Начались занятия по гражданской обороне, дежурства по ПВО, работа в госпитале, ускоренные занятия в институте. Говорили, что студенток скоро призовут медсёстрами в армию. Впрочем, говорили много разного, в первые дни войны повсюду господствовала неразбериха и толком никто ничего не знал. И от этого, как и от фронтовых сводок, мысли стали совсем иные, очень тревожные, к тому же, гнетущее беспокойство за родителей. Отца в тридцать девятом послали работать на Западную Украину, во Львов. Город был занят немцами в первые же дни войны, а от родителей за всё время пришло лишь одно письмо, от двадцать второго июня, и с каждым днём, с каждой новой сводкой оставалось всё меньше надежды, что папа и мама живы.

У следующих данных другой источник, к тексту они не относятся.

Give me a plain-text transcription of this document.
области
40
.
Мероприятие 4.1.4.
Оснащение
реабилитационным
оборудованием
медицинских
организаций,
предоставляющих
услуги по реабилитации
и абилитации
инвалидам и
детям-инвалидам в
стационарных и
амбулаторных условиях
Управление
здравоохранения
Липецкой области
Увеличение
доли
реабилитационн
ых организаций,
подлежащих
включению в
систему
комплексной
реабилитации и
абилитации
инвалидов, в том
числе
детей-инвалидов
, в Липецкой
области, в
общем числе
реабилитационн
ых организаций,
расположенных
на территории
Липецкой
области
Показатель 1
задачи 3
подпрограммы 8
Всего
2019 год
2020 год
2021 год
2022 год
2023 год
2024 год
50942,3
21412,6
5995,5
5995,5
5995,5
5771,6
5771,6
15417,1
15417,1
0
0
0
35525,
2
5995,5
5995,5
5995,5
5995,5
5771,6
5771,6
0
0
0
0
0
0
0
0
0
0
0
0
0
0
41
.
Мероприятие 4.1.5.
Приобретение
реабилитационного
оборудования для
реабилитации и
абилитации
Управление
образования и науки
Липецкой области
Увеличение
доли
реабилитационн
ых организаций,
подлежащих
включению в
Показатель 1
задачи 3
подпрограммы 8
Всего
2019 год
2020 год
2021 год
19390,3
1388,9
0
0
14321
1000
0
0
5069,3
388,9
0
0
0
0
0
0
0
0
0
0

Приходили лишь панические письма от бабушки, из Днепропетровской области. Она совсем растерялась, то оплакивала родителей, то просила хоть на один день приехать, то, напротив, сообщала, что эвакуируется, но никак не решалась сорваться с места – надеялась, что однажды в доме появятся папа с мамой, и что папа всё, как всегда, решит за неё, и боялась оставить дом, вещи, и надеялась, вопреки событиям, что немцев вот-вот остановят, и погонят вспять. У Жени от предчувствий с тревогой сжималось сердце, она советовала бабушке немедленно уезжать. Родителям, если они остались живы, бабушка ничем не смогла бы помочь. Наконец, в сентябре объявили, что институт будут эвакуировать в Уфу, чтобы там ускоренно, год за два, закончить учёбу и пойти на фронт врачами. Женя тотчас написала бабушке, чтобы та тоже эвакуировалась в Уфу, но до бабушки письмо уже не дошло…

Всё это время Женя Колю почти не видела, он был занят какой-то срочной работой. Всё прежнее, что было между ними, сразу отошло в прошлое, даже сама она, прежняя, довоенная, казалась себе теперь совсем чужой.

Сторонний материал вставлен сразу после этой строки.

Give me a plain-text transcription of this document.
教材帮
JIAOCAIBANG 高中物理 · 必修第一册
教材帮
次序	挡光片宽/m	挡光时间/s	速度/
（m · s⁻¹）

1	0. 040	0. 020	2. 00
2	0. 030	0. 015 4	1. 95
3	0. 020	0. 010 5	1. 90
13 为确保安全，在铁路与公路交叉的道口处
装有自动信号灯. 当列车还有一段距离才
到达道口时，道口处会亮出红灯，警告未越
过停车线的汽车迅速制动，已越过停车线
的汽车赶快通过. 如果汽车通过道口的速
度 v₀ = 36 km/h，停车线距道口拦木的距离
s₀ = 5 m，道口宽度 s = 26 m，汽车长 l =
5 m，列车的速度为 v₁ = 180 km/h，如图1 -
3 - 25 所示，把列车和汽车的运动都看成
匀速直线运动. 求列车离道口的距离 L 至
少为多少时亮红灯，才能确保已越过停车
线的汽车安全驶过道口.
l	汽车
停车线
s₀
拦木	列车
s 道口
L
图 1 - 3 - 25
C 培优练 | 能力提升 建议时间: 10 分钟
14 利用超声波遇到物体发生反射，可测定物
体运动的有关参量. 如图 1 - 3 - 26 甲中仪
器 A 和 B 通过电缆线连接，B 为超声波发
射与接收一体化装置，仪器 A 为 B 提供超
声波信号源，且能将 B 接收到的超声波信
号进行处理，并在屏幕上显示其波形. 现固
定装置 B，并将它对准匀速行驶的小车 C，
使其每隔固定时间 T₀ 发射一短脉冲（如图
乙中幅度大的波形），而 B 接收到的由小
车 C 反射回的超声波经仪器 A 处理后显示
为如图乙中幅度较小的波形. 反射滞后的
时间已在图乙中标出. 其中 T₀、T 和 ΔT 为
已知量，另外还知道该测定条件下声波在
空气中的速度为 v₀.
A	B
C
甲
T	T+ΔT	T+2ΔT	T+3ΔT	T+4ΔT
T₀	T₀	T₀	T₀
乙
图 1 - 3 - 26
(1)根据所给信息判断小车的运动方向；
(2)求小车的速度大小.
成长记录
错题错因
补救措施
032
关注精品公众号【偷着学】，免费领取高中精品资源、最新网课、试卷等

Коля пришел к ней в общежитие почти перед самым её отъездом. Собирался со дня на день на фронт, во всяком случае, так он говорил. Он сидел рядом, большой, сильный, но какой-то отрешённый, раздавленный – мысли о фронте и о смерти неотступно преследовали его.

Нет, пожалуй, Коля не был трусом. Он не боялся прыгать с парашютом, и на лыжах катался с самых высоких гор, но он был махровым эгоистом, только это дошло до неё не один год спустя. Он всегда был занят собственными делами и планами, и не мог примириться, что какая-то нелепая случайность может перечеркнуть их навсегда. Он обнимал Женю как прежде, но даже объятия его стали холодными, словно смерть неотступно смотрела ему в глаза. Он и говорить ни о чём другом не мог – только о войне, о крови, о смерти, и о своей несчастной судьбе. Он почему-то был уверен, что на войне его должны убить. Даже к работе потерял интерес, говорил о ней, будто о чём-то прошлом, счастливом, но утерянном навсегда. Потом исступлённо, словно искал у неё защиты, припадал к её губам, ласкал и ласкал, а Жене хотелось плакать, потому что она чувствовала, что это конец, последняя их встреча, окончательное прощание и с ним, и с прошлым, которое не повторится никогда. Будущее, о котором Женя мечтала, вдруг исчезло, и у них осталось только настоящее – жестокое, короткое, словно шагреневая кожа, и надо было всё успеть, всё, в эти последние короткие часы перед отъездом. Всё успеть и всё забыть, пусть хоть на несколько часов. Эти оставшиеся часы принадлежали им, только им, прошлому, а там… не хотелось думать, что будет, и что может быть там. И она уступила его отчаянным, то жарким, то безнадёжным ласкам…

Потом, уже женщиной, Женя сжала его голову руками, и горячо и нежно, будто ребенка, целуя в лоб, шептала:

– Коля, не бойся. Всё будет хорошо. Только обязательно мне напиши. Я буду очень ждать. Очень. Главное – верить.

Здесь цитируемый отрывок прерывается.